The Internet Oracle has pondered your question deeply. Your question was:

>       Tell me all knowing great one. Is smoking or chewing tobacco
> worse for ones body?

And in response, thus spake the Oracle:

} Worse than what? Not smoking or chewing tobacco? Sure. But, in case you
} meant to compare it with something else, I've prepared a short list:
}
} Activity                                        Worse or Better?
} ---------------------------------------------   ----------------
} Riding a bicycle............................... Worse
} Riding a bicycle in rush hour traffic.......... Better
} Having a relationship.......................... Worse
} Having a relationship with O.J. Simpson........ Better
} Having a cup of hot cider, with a cinnamon
}  stick......................................... Worse
} Having a cup of hot cider, with arsenic........ Better
} Using a letter opener to open your mail........ Worse
} Using a letter opener to open your wrists...... Better
} Belly-flop off the high dive................... Worse
} Belly-flop off the 15th floor.................. Better
} Brain surgery.................................. Worse
} Brain surgery using your own power tools....... Better
} Taunting your girlfriend's poodle.............. Worse
} Taunting your girlfriend's ex-boyfriend's
}  rottweiller................................... Better
} Explaining you're gay to your family........... Worse
} Explaining you're gay to the Grand Wizard at
}  next week's KKK Rally......................... Better
} Dumping your anal retentive boyfriend.......... Worse
} Dumping your anal-retentive boyfriend after
}  he's had a difficult day delivering mail on
}  his postal route.............................. Better
} Drawing caricatures of people at the State
}  Fair.......................................... Worse
} Drawing a pentagram on the floor of your
}  rent-controlled apartment and reciting what
}  appears to be a magic spell that you imagine
}  will rid the place of cockroaches............. Better
} Drinking milk that's a couple days past the
}  expiration date............................... Worse
} Drinking milk that's... well, let's just say
}  it doesn't *taste* like chocolate milk........ Better
} Sitting too close to your computer monitor..... Worse
} Sitting too close to Marlon Brando's second
}  helping....................................... Better
} Dating two women at once....................... Worse
} Dating two women at once at the same
}  restaurant.................................... Better
} Dating two women at once at the same
}  restaurant and not tipping the maitre'd
}  enough........................................ Priceless
}
} You owe the Oracle more credit.


1124-10    (2oro4 dist, 3.0 mean)
Selected-By: Otis Viles <cierhart@ic.net>

The Internet Oracle has pondered your question deeply.

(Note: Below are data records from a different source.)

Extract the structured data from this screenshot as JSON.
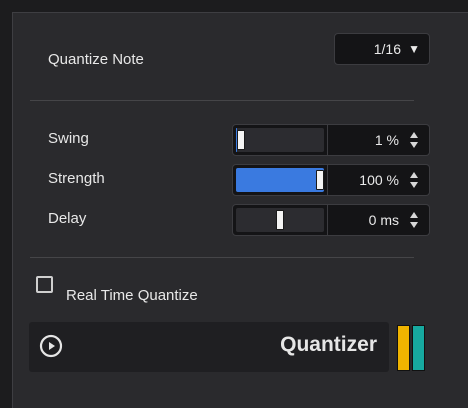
{
  "quantize_note": {
    "label": "Quantize Note",
    "value": "1/16",
    "arrow_icon": "triangle-down-icon"
  },
  "params": [
    {
      "name": "Swing",
      "value": "1 %",
      "level": 0.01
    },
    {
      "name": "Strength",
      "value": "100 %",
      "level": 1.0
    },
    {
      "name": "Delay",
      "value": "0 ms",
      "level": 0.5
    }
  ],
  "realtime": {
    "label": "Real Time Quantize",
    "checked": false
  },
  "quantizer": {
    "title": "Quantizer",
    "play_icon": "play-circle-icon"
  },
  "colors": {
    "accent_fill": "#3a7ae0",
    "yellow": "#f0b400",
    "teal": "#17a9a0"
  }
}
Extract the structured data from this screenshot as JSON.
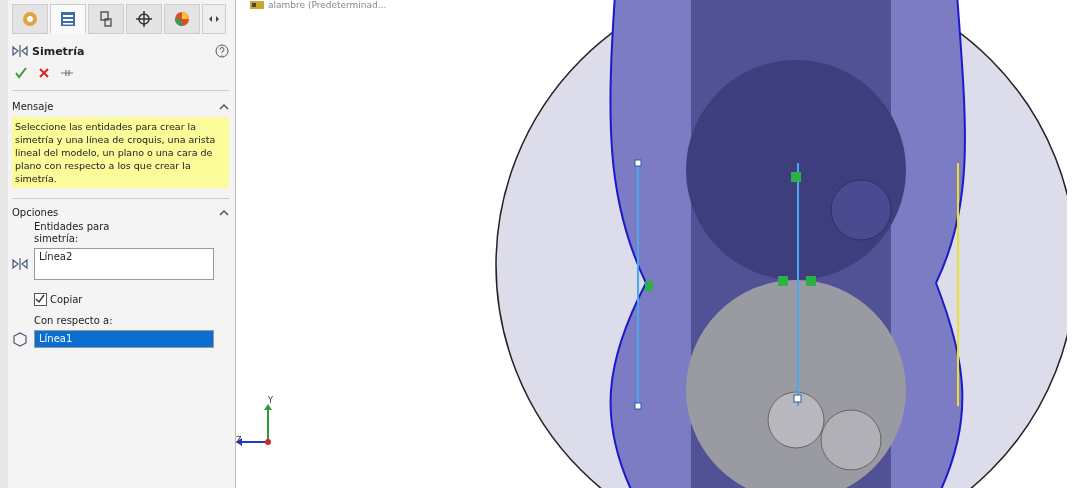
{
  "panel_tabs": [
    {
      "kind": "features",
      "selected": false
    },
    {
      "kind": "properties",
      "selected": true
    },
    {
      "kind": "config",
      "selected": false
    },
    {
      "kind": "target",
      "selected": false
    },
    {
      "kind": "appearance",
      "selected": false
    }
  ],
  "feature": {
    "title": "Simetría"
  },
  "message": {
    "title": "Mensaje",
    "text": "Seleccione las entidades para crear la simetría y una línea de croquis, una arista lineal del modelo, un plano o una cara de plano con respecto a los que crear la simetría."
  },
  "options": {
    "title": "Opciones",
    "entities_label": "Entidades para simetría:",
    "entities_value": "Línea2",
    "copy": {
      "label": "Copiar",
      "checked": true
    },
    "about_label": "Con respecto a:",
    "about_value": "Línea1",
    "about_selected": true
  },
  "viewport": {
    "breadcrumb": "alambre (Predeterminad...",
    "axes": {
      "y": "Y",
      "z": "Z"
    }
  }
}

Your question was:

> Why am I a quiet person?

And in response, thus spake the Oracle:

} I suppose it's because you're working your way up to serial killer
} status. If you went around screaming like a madman, you'd be locked up
} too soon. That's why it's always the quiet ones who manage to take out
} half the department when they crack.  The noisy ones don't get to stick
} around long enough to get their chance.
}
} You owe the Oracle your entire gun collection.